Tom Hanks Reveals Untold Bond with Apollo 13 Astronaut in Poignant Farewell
How many movie stars get to say they actually hung out with the real-life heroes they portrayed—and then got to fly their plane at night? Here’s a little brain teaser: If Tom Hanks had crashed Jim Lovell’s aircraft, would we have ever gotten the beloved Captain Miller in Saving Private Ryan? (The butterfly effect, people—look it up!) News just broke that famed Apollo 13 commander James Lovell has left our Earthly orbit at age 97, drawing heartfelt tributes—including one from Hanks himself, who may still be thanking his lucky stars (pun very much intended) that the astronaut trusted him enough to hand over the cockpit controls, both on set and in the sky . Theirs was a friendship forged across the stratosphere—where movie magic and real-life moonshots meet . It’s not every day you see someone transform a near-disaster into a cosmic teachable moment, or inspire an Oscar winner to go full space cowboy . So, how do you say goodbye to a man who proved, quite literally, that failure is not an option? I’d say you start by looking up at the night sky—maybe during a full moon—and tip your hat . LEARN MORE
Tom Hanks has paid an emotional tribute to the famed astronaut he portrayed in Apollo 13.
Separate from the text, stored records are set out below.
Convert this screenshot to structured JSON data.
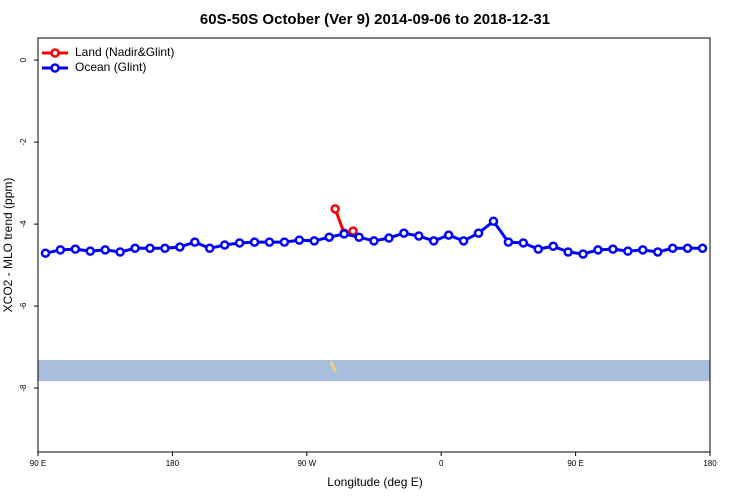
{
  "chart_data": {
    "type": "line",
    "title": "60S-50S October (Ver 9)   2014-09-06 to 2018-12-31",
    "x_label": "Longitude (deg E)",
    "y_label": "XCO2 - MLO trend (ppm)",
    "xlim": [
      90,
      540
    ],
    "ylim": [
      -9.56,
      0.54
    ],
    "xticks": [
      {
        "value": 90,
        "label": "90 E"
      },
      180,
      {
        "value": 270,
        "label": "90 W"
      },
      {
        "value": 360,
        "label": "0"
      },
      {
        "value": 450,
        "label": "90 E"
      },
      {
        "value": 540,
        "label": "180"
      }
    ],
    "yticks": [
      0,
      -2,
      -4,
      -6,
      -8
    ],
    "legend": "top-left",
    "series": [
      {
        "name": "Land (Nadir&Glint)",
        "color": "#ff0000",
        "x": [
          289,
          295,
          301
        ],
        "values": [
          -3.63,
          -4.22,
          -4.17
        ]
      },
      {
        "name": "Ocean (Glint)",
        "color": "#0000ff",
        "x": [
          95,
          105,
          115,
          125,
          135,
          145,
          155,
          165,
          175,
          185,
          195,
          205,
          215,
          225,
          235,
          245,
          255,
          265,
          275,
          285,
          295,
          305,
          315,
          325,
          335,
          345,
          355,
          365,
          375,
          385,
          395,
          405,
          415,
          425,
          435,
          445,
          455,
          465,
          475,
          485,
          495,
          505,
          515,
          525,
          535
        ],
        "values": [
          -4.71,
          -4.63,
          -4.61,
          -4.66,
          -4.63,
          -4.68,
          -4.59,
          -4.59,
          -4.59,
          -4.56,
          -4.44,
          -4.59,
          -4.51,
          -4.46,
          -4.44,
          -4.44,
          -4.44,
          -4.39,
          -4.41,
          -4.32,
          -4.24,
          -4.32,
          -4.41,
          -4.34,
          -4.22,
          -4.29,
          -4.41,
          -4.27,
          -4.41,
          -4.22,
          -3.93,
          -4.44,
          -4.46,
          -4.61,
          -4.54,
          -4.68,
          -4.73,
          -4.63,
          -4.61,
          -4.66,
          -4.63,
          -4.68,
          -4.59,
          -4.59,
          -4.59
        ]
      }
    ]
  }
}
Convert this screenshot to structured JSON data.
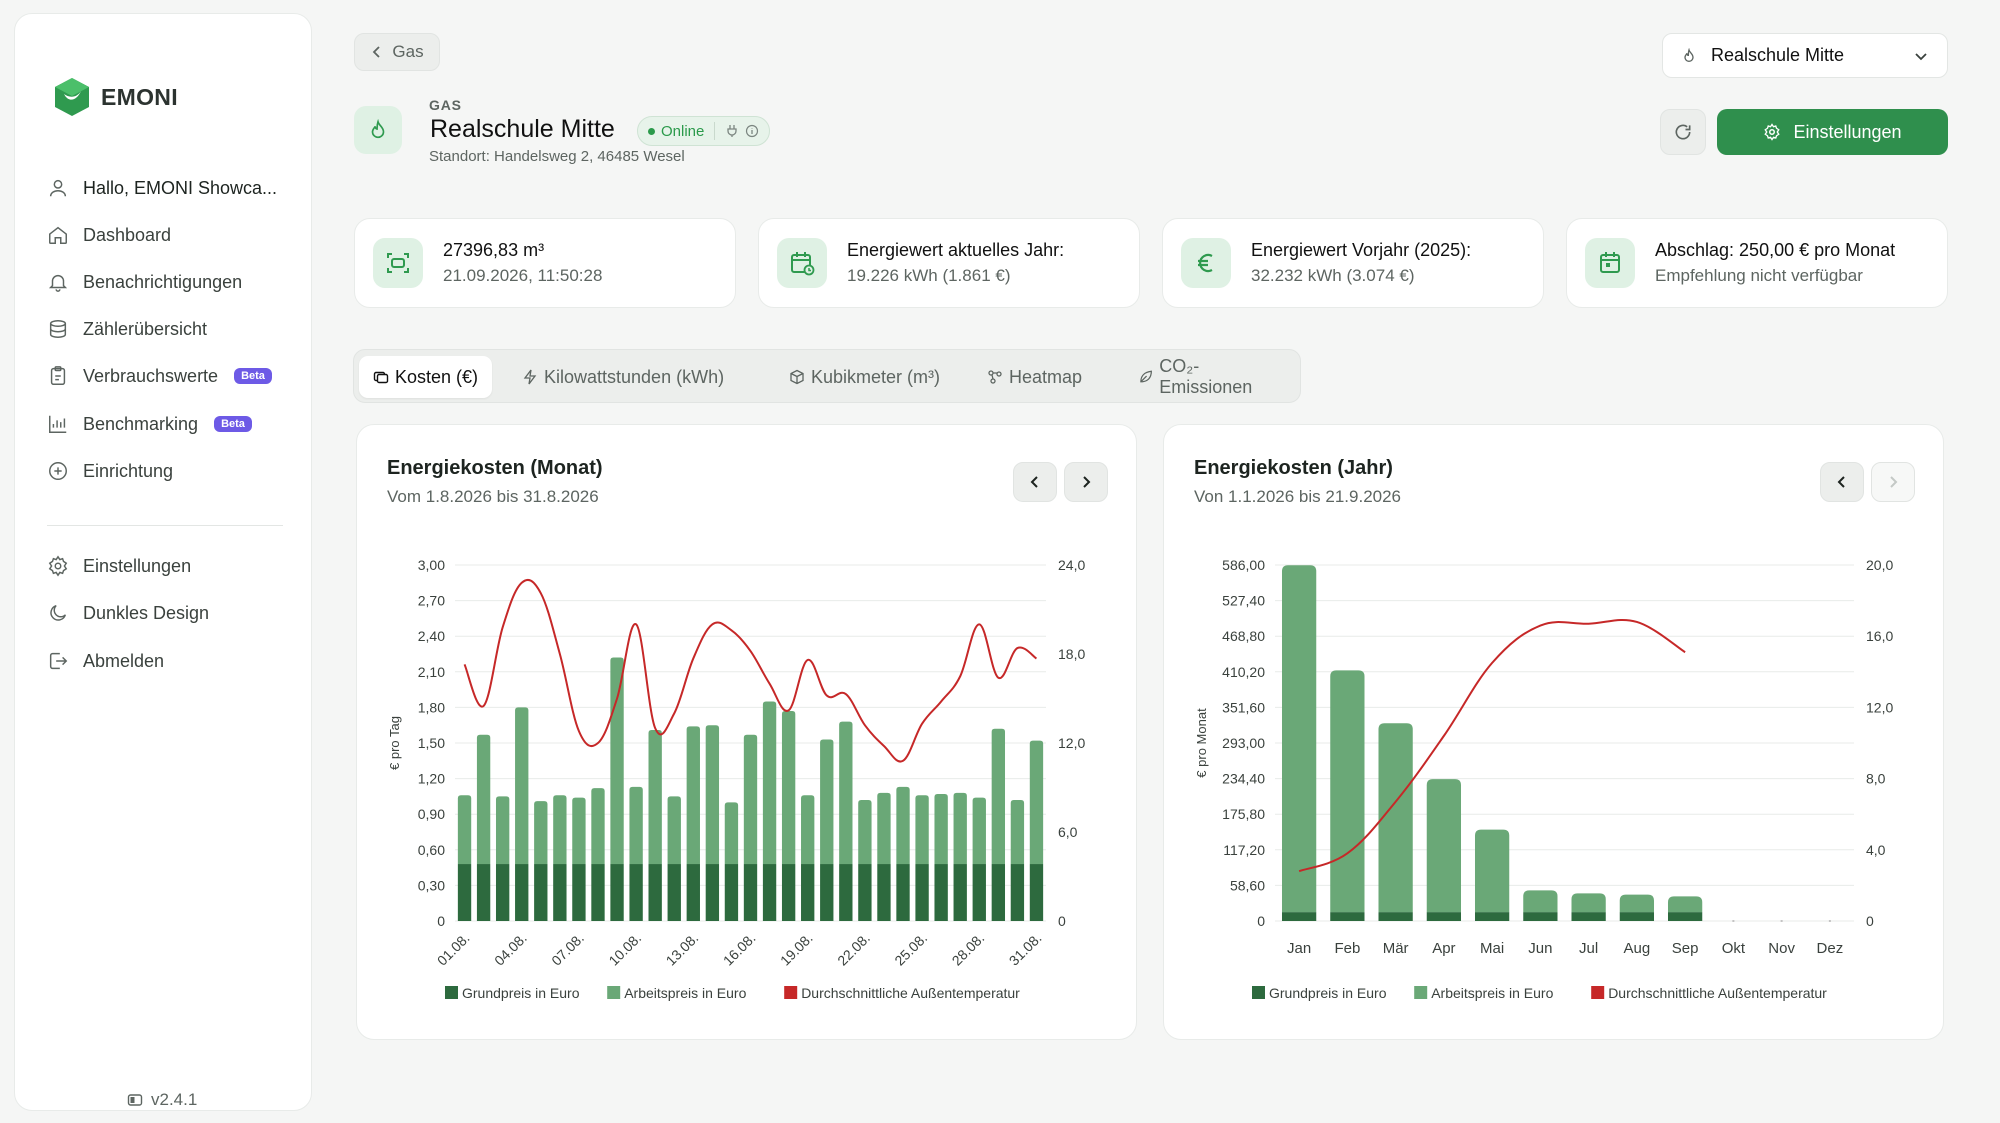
{
  "sidebar": {
    "brand": "EMONI",
    "greeting": "Hallo, EMONI Showca...",
    "items": [
      {
        "label": "Dashboard",
        "icon": "home-icon"
      },
      {
        "label": "Benachrichtigungen",
        "icon": "bell-icon"
      },
      {
        "label": "Zählerübersicht",
        "icon": "database-icon"
      },
      {
        "label": "Verbrauchswerte",
        "icon": "clipboard-icon",
        "badge": "Beta"
      },
      {
        "label": "Benchmarking",
        "icon": "bar-chart-icon",
        "badge": "Beta"
      },
      {
        "label": "Einrichtung",
        "icon": "plus-square-icon"
      }
    ],
    "bottom_items": [
      {
        "label": "Einstellungen",
        "icon": "gear-icon"
      },
      {
        "label": "Dunkles Design",
        "icon": "moon-icon"
      },
      {
        "label": "Abmelden",
        "icon": "logout-icon"
      }
    ],
    "version": "v2.4.1"
  },
  "header": {
    "back_label": "Gas",
    "type_label": "GAS",
    "site_name": "Realschule Mitte",
    "status": "Online",
    "address": "Standort: Handelsweg 2, 46485 Wesel",
    "site_select": "Realschule Mitte",
    "settings_label": "Einstellungen"
  },
  "kpis": [
    {
      "line1": "27396,83 m³",
      "line2": "21.09.2026, 11:50:28",
      "icon": "meter-icon"
    },
    {
      "line1": "Energiewert aktuelles Jahr:",
      "line2": "19.226 kWh (1.861 €)",
      "icon": "calendar-clock-icon"
    },
    {
      "line1": "Energiewert Vorjahr (2025):",
      "line2": "32.232 kWh (3.074 €)",
      "icon": "euro-icon"
    },
    {
      "line1": "Abschlag: 250,00 € pro Monat",
      "line2": "Empfehlung nicht verfügbar",
      "icon": "calendar-icon"
    }
  ],
  "tabs": [
    {
      "label": "Kosten (€)",
      "active": true
    },
    {
      "label": "Kilowattstunden (kWh)",
      "active": false
    },
    {
      "label": "Kubikmeter (m³)",
      "active": false
    },
    {
      "label": "Heatmap",
      "active": false
    },
    {
      "label": "CO₂-Emissionen",
      "active": false
    }
  ],
  "colors": {
    "accent": "#2f8f4d",
    "grundpreis": "#2d6a3e",
    "arbeitspreis": "#6aa877",
    "temperature": "#c62828"
  },
  "chart_data": [
    {
      "type": "bar",
      "title": "Energiekosten (Monat)",
      "subtitle": "Vom 1.8.2026 bis 31.8.2026",
      "ylabel": "€ pro Tag",
      "ylim": [
        0,
        3.0
      ],
      "y_ticks": [
        "0",
        "0,30",
        "0,60",
        "0,90",
        "1,20",
        "1,50",
        "1,80",
        "2,10",
        "2,40",
        "2,70",
        "3,00"
      ],
      "y2lim": [
        0,
        24.0
      ],
      "y2_ticks": [
        "0",
        "6,0",
        "12,0",
        "18,0",
        "24,0"
      ],
      "x_tick_labels": [
        "01.08.",
        "04.08.",
        "07.08.",
        "10.08.",
        "13.08.",
        "16.08.",
        "19.08.",
        "22.08.",
        "25.08.",
        "28.08.",
        "31.08."
      ],
      "categories": [
        "01.08.",
        "02.08.",
        "03.08.",
        "04.08.",
        "05.08.",
        "06.08.",
        "07.08.",
        "08.08.",
        "09.08.",
        "10.08.",
        "11.08.",
        "12.08.",
        "13.08.",
        "14.08.",
        "15.08.",
        "16.08.",
        "17.08.",
        "18.08.",
        "19.08.",
        "20.08.",
        "21.08.",
        "22.08.",
        "23.08.",
        "24.08.",
        "25.08.",
        "26.08.",
        "27.08.",
        "28.08.",
        "29.08.",
        "30.08.",
        "31.08."
      ],
      "series": [
        {
          "name": "Grundpreis in Euro",
          "values": [
            0.48,
            0.48,
            0.48,
            0.48,
            0.48,
            0.48,
            0.48,
            0.48,
            0.48,
            0.48,
            0.48,
            0.48,
            0.48,
            0.48,
            0.48,
            0.48,
            0.48,
            0.48,
            0.48,
            0.48,
            0.48,
            0.48,
            0.48,
            0.48,
            0.48,
            0.48,
            0.48,
            0.48,
            0.48,
            0.48,
            0.48
          ]
        },
        {
          "name": "Arbeitspreis in Euro",
          "values": [
            0.58,
            1.09,
            0.57,
            1.32,
            0.53,
            0.58,
            0.56,
            0.64,
            1.74,
            0.65,
            1.13,
            0.57,
            1.16,
            1.17,
            0.52,
            1.09,
            1.37,
            1.29,
            0.58,
            1.05,
            1.2,
            0.54,
            0.6,
            0.65,
            0.58,
            0.59,
            0.6,
            0.56,
            1.14,
            0.54,
            1.04
          ]
        },
        {
          "name": "Durchschnittliche Außentemperatur",
          "axis": "right",
          "values": [
            17.3,
            14.5,
            19.8,
            22.8,
            22.1,
            18.0,
            12.8,
            12.0,
            15.0,
            20.0,
            13.0,
            14.0,
            17.7,
            20.0,
            19.6,
            18.2,
            16.0,
            14.2,
            17.6,
            15.2,
            15.3,
            13.2,
            11.8,
            10.8,
            13.3,
            14.8,
            16.5,
            20.0,
            16.4,
            18.4,
            17.7
          ]
        }
      ],
      "legend": "bottom"
    },
    {
      "type": "bar",
      "title": "Energiekosten (Jahr)",
      "subtitle": "Von 1.1.2026 bis 21.9.2026",
      "ylabel": "€ pro Monat",
      "ylim": [
        0,
        586.0
      ],
      "y_ticks": [
        "0",
        "58,60",
        "117,20",
        "175,80",
        "234,40",
        "293,00",
        "351,60",
        "410,20",
        "468,80",
        "527,40",
        "586,00"
      ],
      "y2lim": [
        0,
        20.0
      ],
      "y2_ticks": [
        "0",
        "4,0",
        "8,0",
        "12,0",
        "16,0",
        "20,0"
      ],
      "categories": [
        "Jan",
        "Feb",
        "Mär",
        "Apr",
        "Mai",
        "Jun",
        "Jul",
        "Aug",
        "Sep",
        "Okt",
        "Nov",
        "Dez"
      ],
      "series": [
        {
          "name": "Grundpreis in Euro",
          "values": [
            14.5,
            14.5,
            14.5,
            14.5,
            14.5,
            14.5,
            14.5,
            14.5,
            14.5,
            0,
            0,
            0
          ]
        },
        {
          "name": "Arbeitspreis in Euro",
          "values": [
            571,
            398,
            311,
            219,
            136,
            36,
            31,
            29,
            26,
            0,
            0,
            0
          ]
        },
        {
          "name": "Durchschnittliche Außentemperatur",
          "axis": "right",
          "values": [
            2.8,
            3.8,
            6.7,
            10.4,
            14.5,
            16.6,
            16.7,
            16.8,
            15.1,
            null,
            null,
            null
          ]
        }
      ],
      "legend": "bottom"
    }
  ]
}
It was announced yesterday (8 August) that James Lovell had died in Illinois the age of 97. A cause of death has not yet been reported.
One of the most travelled astronauts in Nasa’s first decade, he was the commander of the infamous Apollo 13 flight in 1970 when he helped to turn a failed Moon mission into a triumph of on-the-fly can-do engineering.
And, of course, that’s the very astronaut Hanks took on the role of in the 1995 docudrama film. The critically acclaimed movie told the story of those aboard the ill-fated flight that was intended to be the third to land on the moon.
In the announcement of his death, Nasa reflected on the historic mission.

Hanks and Lovell in 2010. (Frank Polich/Getty Images)
“Jim’s character and steadfast courage helped our nation reach the Moon and turned a potential tragedy into a success from which we learned an enormous amount,” the agency said in a statement.
“We mourn his passing even as we celebrate his achievements.”
Tributes came in for Lovell, with Hanks taking to social media to share his own.
“There are people who dare, who dream, and who lead others to the places we would not go on our own,” the actor wrote.
“Jim Lovell, who for a long while had gone farther into space for longer than any other person of our planet, was that kind of guy.
“His many voyages around Earth and on to so-very-close to the moon were not made for riches or celebrity, but because such challenges as those are what fuels the course of being alive – and who better than Jim Lovell to make those voyages.
“On this night of a full Moon, he passes on – to the heavens, to the cosmos, to the stars. God speed you, on this next voyage, Jim Lovell.”

Lovell was one of Nasa’s most famous astronauts. (Bettmann)
Hanks and Lovell met during production of the film and the astronaut apparently ended up inviting the actor out to his home in Texas.
There, he’d apparently let him fly his airplane at night so he’d get an idea of what it was actually like navigating a spacecraft.
Telling this to Conan O’Brien back in the 90s, the host asked: “You let Forrest Gump take the controls of the plane?”
And Lovell responded: “Yeah, yeah, I was worried about that.
“But my niece went to see the movie and she said, ‘Well I knew that they’d make it okay because Forrest Gump was flying.”